If $x^2 - y^2 = 1995$, prove that there are no integers x and y divisible by 3

Question

If $x^2 - y^2 = 1995$, prove that there are no integers $x$ and $y$ divisible by $3$.

I'm quite new to this. As in the title I would like to ask if my reasoning here is correct and if my answer would be considered acceptable.

1. If $x$ or $y$ is divisible by $3$, but not both, then: $\begin{align}x \equiv \pm 1 \pmod{3} \land y \equiv 0 \pmod{3} &\iff x^2 \equiv 1 \pmod{3} \land y^2 \equiv 0 \pmod{3} \\ &\iff x^2 - y^2 \equiv 1 \pmod{3}\end{align}$

So if $x$ or $y$ is divisible by $3$ but not both then no values for $x$ and $y$ will ever make $x^2 - y^2$ divisible by $3$.

2. If $x$ and $y$ are divisible by $3$:

Since both $x$ and $y$ are divisible by $3$ they can be expressed $x = 3m$ and $y = 3n$ for some integers $m$, $n$.

$(3m)^2 - (3n)^2 = 1995 \iff 9m^2 - 9n^2 = 1995 \iff 3(m^2-n^2) = 665$

And it's easy to see that there are no whole number solutions for m and n, and thus there are no whole number solutions for x and y such that $x^2 - y^2 = 1995$ where x or y (or both) is divisible by 3.

Is this a reasonable proof? Are there more elegant ways to do it?

Answer 1

Your argument is fine and well expressed. More succinctly you could paraphrase parts of your argument as follows.

If precisely one of $x,y$ is divisible by $3$ then $x^2-y^2$ is not divisible by $3$.

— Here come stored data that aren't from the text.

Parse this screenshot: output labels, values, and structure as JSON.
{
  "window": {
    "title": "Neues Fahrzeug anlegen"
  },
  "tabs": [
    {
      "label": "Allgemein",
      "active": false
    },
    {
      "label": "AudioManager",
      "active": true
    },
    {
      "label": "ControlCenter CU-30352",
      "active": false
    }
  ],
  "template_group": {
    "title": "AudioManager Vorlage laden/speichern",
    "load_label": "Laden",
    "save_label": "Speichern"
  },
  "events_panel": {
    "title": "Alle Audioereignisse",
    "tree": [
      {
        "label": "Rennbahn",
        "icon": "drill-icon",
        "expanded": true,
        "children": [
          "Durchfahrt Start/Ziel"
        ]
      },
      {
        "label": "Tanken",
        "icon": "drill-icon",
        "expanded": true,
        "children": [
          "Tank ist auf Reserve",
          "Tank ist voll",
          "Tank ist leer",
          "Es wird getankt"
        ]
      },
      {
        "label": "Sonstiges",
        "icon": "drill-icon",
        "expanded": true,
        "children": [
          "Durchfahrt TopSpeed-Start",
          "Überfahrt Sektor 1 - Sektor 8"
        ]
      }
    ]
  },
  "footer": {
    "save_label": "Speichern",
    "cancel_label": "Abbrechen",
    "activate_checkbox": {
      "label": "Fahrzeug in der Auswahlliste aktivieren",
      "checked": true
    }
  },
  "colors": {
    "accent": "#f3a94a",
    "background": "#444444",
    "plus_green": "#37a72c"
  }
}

If both of $x,y$ are divisible by $3$ then $x^2-y^2$ is divisible by $9$.

Answer 2

The question is a bit ambiguous. Anyway, you can indeed answer both interpretations.

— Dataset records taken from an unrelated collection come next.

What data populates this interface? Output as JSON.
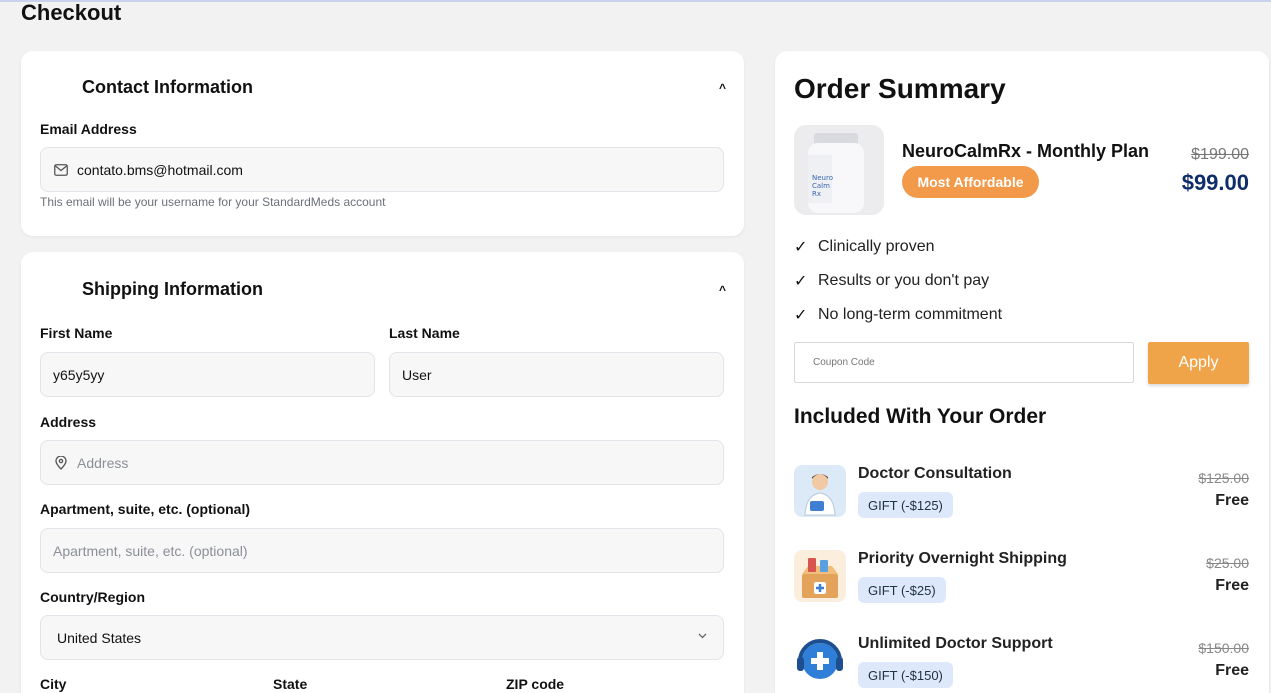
{
  "page": {
    "title": "Checkout"
  },
  "contact": {
    "title": "Contact Information",
    "email_label": "Email Address",
    "email_value": "contato.bms@hotmail.com",
    "email_helper": "This email will be your username for your StandardMeds account"
  },
  "shipping": {
    "title": "Shipping Information",
    "first_name_label": "First Name",
    "first_name_value": "y65y5yy",
    "last_name_label": "Last Name",
    "last_name_value": "User",
    "address_label": "Address",
    "address_placeholder": "Address",
    "apt_label": "Apartment, suite, etc. (optional)",
    "apt_placeholder": "Apartment, suite, etc. (optional)",
    "country_label": "Country/Region",
    "country_value": "United States",
    "city_label": "City",
    "state_label": "State",
    "zip_label": "ZIP code"
  },
  "summary": {
    "title": "Order Summary",
    "product": {
      "name": "NeuroCalmRx - Monthly Plan",
      "badge": "Most Affordable",
      "old_price": "$199.00",
      "new_price": "$99.00",
      "bottle_label": "Neuro\nCalm\nRx"
    },
    "features": [
      "Clinically proven",
      "Results or you don't pay",
      "No long-term commitment"
    ],
    "coupon_placeholder": "Coupon Code",
    "apply_label": "Apply",
    "included_title": "Included With Your Order",
    "included": [
      {
        "name": "Doctor Consultation",
        "gift": "GIFT (-$125)",
        "old_price": "$125.00",
        "price": "Free"
      },
      {
        "name": "Priority Overnight Shipping",
        "gift": "GIFT (-$25)",
        "old_price": "$25.00",
        "price": "Free"
      },
      {
        "name": "Unlimited Doctor Support",
        "gift": "GIFT (-$150)",
        "old_price": "$150.00",
        "price": "Free"
      }
    ]
  },
  "colors": {
    "accent": "#f2994a",
    "price_blue": "#0f2d6b",
    "gift_bg": "#dde8fb"
  },
  "icons": {
    "email": "mail-icon",
    "address": "location-pin-icon",
    "collapse": "chevron-up-icon",
    "select": "chevron-down-icon",
    "check": "checkmark-icon"
  }
}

If both $x$ and $y$ are divisible by $3$, then the left-hand side is divisible by $9$, but the right-hand side isn't (which is your proof).

Suppose $x$ is divisible by $3$. Then $-y^2\equiv0\pmod{3}$, because $1995\equiv0\pmod{3}$. Thus implies $y\equiv0\pmod3$ and we already have excluded the case.

Similarly if $y$ is divisible by $3$.

Answer 3

$1995$ I'd divisible by $3$ but not by $9$ hence $x , y $ both simultaneously are not multiple of $3$. $$ $$ let either of $x,y$ is multiple of $3$ and other is not multiple of $3$ then $x^2-y^2$ is not multiple of $3$ where as $ 1995$. Is multiple of $3$ hence not possible.

Answer 4

Another method is $x^2-y^2=1995$ where $x,y \in I$ can be written as $$(x+y)(x-y)=3×5×133$$ Hence $x+y=1995,665,399,133$ and $x-y=1,3,5,15$ Hence $(x,y)=(\pm 998,\pm 997),(\pm 334,\pm 331),(\pm 202,\pm 197),(\pm 74,\pm 59)$ where none is multiple of $3$.